Quick information: Apply for funding from each country and contact agents to see what territory works for your production. Lobby, until you get approved, denied or give up. Many filmmakers with larger projects can create job opportunities in countries, cities and/or regions. They usually include potential tax incentives and governmental funds in their budget. Always make sure you have a good reason to why you need investors, in this case how you bring value to the region. Soft money or public funds most of the times have many applicants and are often hard to get. In addition, these funds will probably restrict and compromise your creative integrity.

 

The Studio Model & Slates

The studios have a great strategy that helps investors lessen the risk of failure and that is called "slates". I'm not going to get into details around this strategy, as always, with several projects in your pocket, this can be something for you.

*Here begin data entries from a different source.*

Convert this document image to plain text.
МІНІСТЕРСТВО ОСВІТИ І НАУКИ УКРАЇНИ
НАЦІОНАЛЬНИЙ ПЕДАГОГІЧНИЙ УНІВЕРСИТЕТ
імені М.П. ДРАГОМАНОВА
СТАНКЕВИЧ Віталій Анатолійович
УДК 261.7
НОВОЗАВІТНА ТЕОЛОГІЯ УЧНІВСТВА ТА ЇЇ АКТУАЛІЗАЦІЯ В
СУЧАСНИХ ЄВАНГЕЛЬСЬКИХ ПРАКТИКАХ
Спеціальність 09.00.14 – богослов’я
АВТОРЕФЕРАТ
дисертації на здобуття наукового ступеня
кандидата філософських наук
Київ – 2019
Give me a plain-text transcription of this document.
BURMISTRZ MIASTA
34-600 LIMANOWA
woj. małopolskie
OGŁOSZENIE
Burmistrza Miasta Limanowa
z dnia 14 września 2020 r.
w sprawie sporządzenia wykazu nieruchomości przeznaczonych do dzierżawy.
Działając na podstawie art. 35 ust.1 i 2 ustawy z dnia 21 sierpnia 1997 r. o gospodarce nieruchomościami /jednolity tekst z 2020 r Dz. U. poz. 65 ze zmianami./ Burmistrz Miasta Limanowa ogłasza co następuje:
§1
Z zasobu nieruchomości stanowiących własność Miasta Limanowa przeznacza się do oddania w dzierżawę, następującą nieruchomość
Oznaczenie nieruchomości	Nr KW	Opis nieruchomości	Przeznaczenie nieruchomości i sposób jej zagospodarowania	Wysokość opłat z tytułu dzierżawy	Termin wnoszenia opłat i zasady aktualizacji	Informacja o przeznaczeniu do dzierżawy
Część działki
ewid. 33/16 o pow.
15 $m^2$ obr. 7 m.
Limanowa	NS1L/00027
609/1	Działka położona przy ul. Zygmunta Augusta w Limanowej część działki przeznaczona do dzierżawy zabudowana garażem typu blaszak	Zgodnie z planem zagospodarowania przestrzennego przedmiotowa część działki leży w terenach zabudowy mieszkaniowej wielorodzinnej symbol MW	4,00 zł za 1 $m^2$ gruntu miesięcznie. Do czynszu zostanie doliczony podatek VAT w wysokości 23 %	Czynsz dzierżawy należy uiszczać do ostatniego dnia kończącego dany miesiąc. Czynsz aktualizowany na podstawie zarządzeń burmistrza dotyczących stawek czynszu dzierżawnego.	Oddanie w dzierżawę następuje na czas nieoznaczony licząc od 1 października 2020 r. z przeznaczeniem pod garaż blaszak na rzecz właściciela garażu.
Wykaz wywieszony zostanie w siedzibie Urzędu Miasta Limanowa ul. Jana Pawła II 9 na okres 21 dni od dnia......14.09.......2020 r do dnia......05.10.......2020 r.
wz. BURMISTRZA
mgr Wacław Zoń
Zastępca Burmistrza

Quick information: Get 3 to 5 films or "VR episodes" together of a similar genre or idea and approach investors with this list of projects (slate). What you want to do is to show that you have more than one idea (actual productions that will happen) and what you need is for one of these to succeed on the market. The idea is that the successful project will recoup the investment made in the less successful projects. As with everything else, if you go with a slate, make sure all of them are great projects with different people behind them. Getting a couple of projects together that have clear value, energy and talent behind them is not easy. Being engaged and creatively invested in all of them is even harder.

 

Pre sales & Co-productions

Now we are talking. This is probably the best chance you'll get if you need funding. Also, this is a good way to see if a project is worth jumping on, if you are an investor. As an investor it's always a good sign if someone has already invested in a production. If a distributor made a pre-sale deal before you come in, that is also a good sign.

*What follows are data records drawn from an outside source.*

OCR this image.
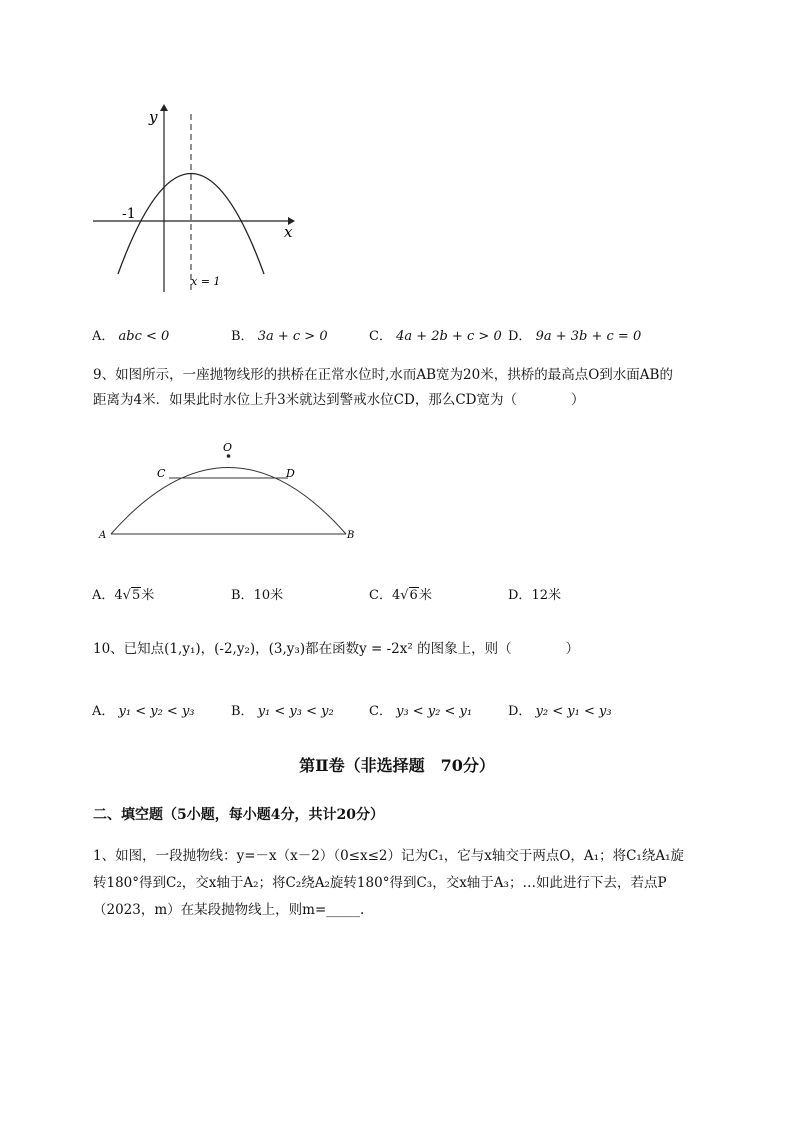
y
x
-1
x = 1
A． abc < 0	B． 3a + c > 0	C． 4a + 2b + c > 0 D． 9a + 3b + c = 0
9、如图所示，一座抛物线形的拱桥在正常水位时,水而AB宽为20米，拱桥的最高点O到水面AB的
距离为4米．如果此时水位上升3米就达到警戒水位CD，那么CD宽为（　　　　）
O
C	D
A	B
A．4√5米	B．10米	C．4√6米	D．12米
10、已知点(1,y₁)，(-2,y₂)，(3,y₃)都在函数y = -2x² 的图象上，则（　　　　）
A． y₁ < y₂ < y₃	B． y₁ < y₃ < y₂	C． y₃ < y₂ < y₁	D． y₂ < y₁ < y₃
第Ⅱ卷（非选择题　70分）
二、填空题（5小题，每小题4分，共计20分）
1、如图，一段抛物线：y=－x（x－2）（0≤x≤2）记为C₁，它与x轴交于两点O，A₁；将C₁绕A₁旋
转180°得到C₂，交x轴于A₂；将C₂绕A₂旋转180°得到C₃，交x轴于A₃；…如此进行下去，若点P
（2023，m）在某段抛物线上，则m=_____.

Co-productions can be a great way of knowing if a project is doable. For example a smaller production company might get a bigger production company to help in certain areas and that is making the whole project much more interesting for potential investors or team members.

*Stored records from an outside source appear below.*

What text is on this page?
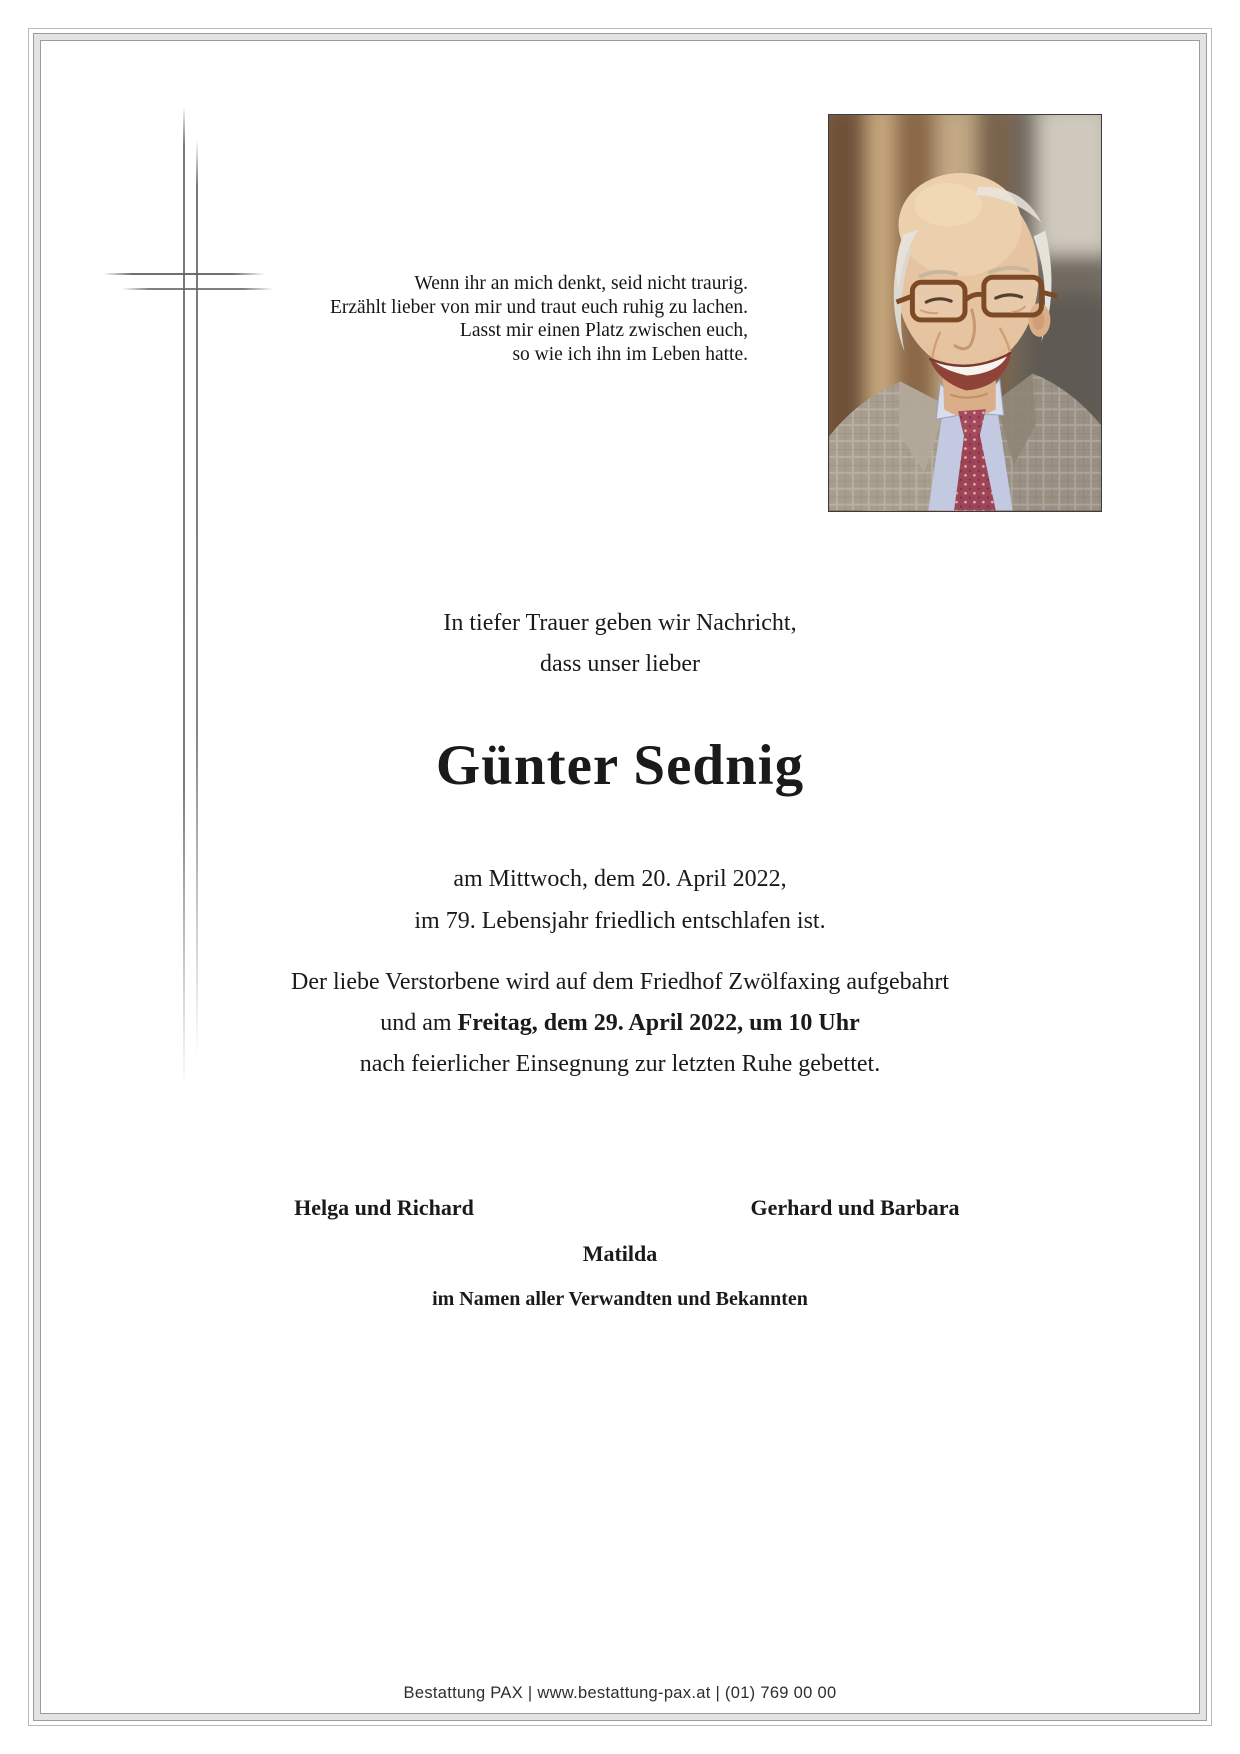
Wenn ihr an mich denkt, seid nicht traurig.
Erzählt lieber von mir und traut euch ruhig zu lachen.
Lasst mir einen Platz zwischen euch,
so wie ich ihn im Leben hatte.
In tiefer Trauer geben wir Nachricht,
dass unser lieber
Günter Sednig
am Mittwoch, dem 20. April 2022,
im 79. Lebensjahr friedlich entschlafen ist.
Der liebe Verstorbene wird auf dem Friedhof Zwölfaxing aufgebahrt
und am Freitag, dem 29. April 2022, um 10 Uhr
nach feierlicher Einsegnung zur letzten Ruhe gebettet.
Helga und Richard	Gerhard und Barbara
Matilda
im Namen aller Verwandten und Bekannten
Bestattung PAX | www.bestattung-pax.at | (01) 769 00 00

Quick information: Sell your movie or project upfront (pre-sales) and/or join producers in other companies (or countries) for a joint project. By co-producing you can take advantage of soft money not normally accessible to your production, either by being a stronger entity or by expanding your network. This is usually the best or at least the easiest way of getting started. If you ask me as an investor, I would feel safer to know that there are a team behind a project, rather than one company or one entity. If you own the project and are honest with your capabilities and knows where you need support, then that is a sign that this individual is serious. I always tell people to not get too attached to their projects because the drawback with having co-producers is that they might want to exercise creative control. This might not be the easiest thing to accept for some.

 

Product placement

I get asked about this one a lot and I include this just for that reason. Product placement or brand integration should not be included in a budget. If you are looking for companies to include their products in your project, you should first of all have the project fully financed. However, for the right project, product placement can be a great addition but many projects are simply to small to even be considered for brand integration. Talk to local companies if you really want to use brands in your project.

Quick information: Unless you have a great project and exceptional talent, just skip branding and sponsoring. If you do try to approach companies to include their products in your project, please do us all a favor and be fully financed before you reach out, trust me on this one.